Хотя потеря реальности, очевидная при таких галлюцинациях, является глубокой в ​​любой ситуации, применительно к работающему поэту она приобретает совершенно новое измерение. Гинзберг пересмотрел целые части «Каддиша» и нескольких других стихотворений, которые будут опубликованы в сборнике, включая такие стихи, как «Смеющийся газ», написанные в то время, когда Гинзберг испытывал эффекты закиси азота и «Лизергиновой кислоты», записи. о первом опыте Гинзберга с ЛСД во время участия в исследовании в психиатрическом отделении Стэнфорда.

До этого опыта, между 1954 и 1956 годами, Гинзберг написал весь первый раздел «Вой» во время и после того, как испытывал галлюцинации из-за воздействия пейота, похожего на пуговицу выпуклости некоторых мексиканских и юго-западных американских кактусов. Первая строка стихотворения («Я видел лучшие умы моего поколения, уничтоженные безумием, истерически голодающими голодающими») – не просто случай поэтической лицензии; действительно, Гинзберг видел, через видения, вызванные пейотами, его друзья поэта, слепо шатающиеся по улицам под окном его квартиры, обнаженные и истощенные. Глубокое влияние психоделических препаратов (особенно галлюциногенов) на сознание Гинзберга здесь очевидно. В 1960 году, посещая ежегодную конвенцию для Группы по развитию психиатрии как одного из предметов, подлежащих изучению, Гинзбергу в психологическом плане сказали, что его эксперименты с психоделическими веществами позволили ему: структура эго, нисхождение в идентификатор, а затем пересоздание и интеграция структуры эго, немного изменилась.

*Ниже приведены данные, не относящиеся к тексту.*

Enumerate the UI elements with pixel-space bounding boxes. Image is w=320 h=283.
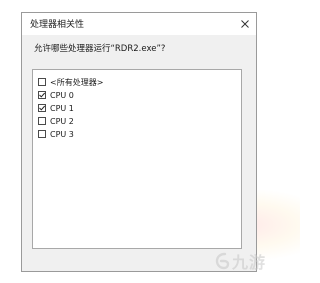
list-item-cpu2[interactable]: CPU 2	[38, 115, 74, 127]
list-item-label: CPU 2	[50, 116, 74, 126]
checkmark-icon	[39, 105, 46, 111]
checkbox-all-processors[interactable]	[38, 78, 46, 86]
list-item-cpu0[interactable]: CPU 0	[38, 89, 74, 101]
list-item-cpu1[interactable]: CPU 1	[38, 102, 74, 114]
list-item-label: CPU 3	[50, 129, 74, 139]
list-item-label: <所有处理器>	[50, 77, 104, 87]
checkbox-cpu0[interactable]	[38, 91, 46, 99]
processor-affinity-dialog: 处理器相关性 允许哪些处理器运行“RDR2.exe”? <所有处理器> CPU …	[21, 12, 257, 272]
close-icon	[241, 20, 249, 28]
checkbox-cpu1[interactable]	[38, 104, 46, 112]
watermark: 九游	[214, 249, 266, 273]
watermark-text: 九游	[232, 253, 267, 272]
dialog-title: 处理器相关性	[30, 20, 85, 30]
close-button[interactable]	[234, 13, 256, 35]
list-item-label: CPU 1	[50, 103, 74, 113]
list-item-cpu3[interactable]: CPU 3	[38, 128, 74, 140]
list-item-label: CPU 0	[50, 90, 74, 100]
processor-list[interactable]: <所有处理器> CPU 0 CPU 1 CPU 2 CPU 3	[32, 69, 242, 249]
list-item-all-processors[interactable]: <所有处理器>	[38, 76, 103, 88]
checkmark-icon	[39, 92, 46, 98]
jiuyou-logo-icon	[215, 252, 230, 270]
checkbox-cpu3[interactable]	[38, 130, 46, 138]
checkbox-cpu2[interactable]	[38, 117, 46, 125]
dialog-prompt: 允许哪些处理器运行“RDR2.exe”?	[34, 44, 166, 54]
title-bar: 处理器相关性	[22, 13, 256, 35]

Гинзберг добавил свои многочисленные опыты с психоделическими наркотиками в свою буддийскую философию и продолжил поиски более высокого сознания. Его попытка «включить людей» в «Кислоту» с Тимоти Лири была частично успешной, но позже попытки ввести позитивное законодательство в отношении ЛСД с треском провалились, создав огромные препятствия, которые даже законным научным исследователям было трудно преодолеть.

<Р> …

Зарегистрируйся, чтобы продолжить изучение работы

    Поделиться сочинением
    Ещё сочинения
    Нет времени делать работу? Закажите!

    Отправляя форму, вы соглашаетесь с политикой конфиденциальности и обработкой ваших персональных данных.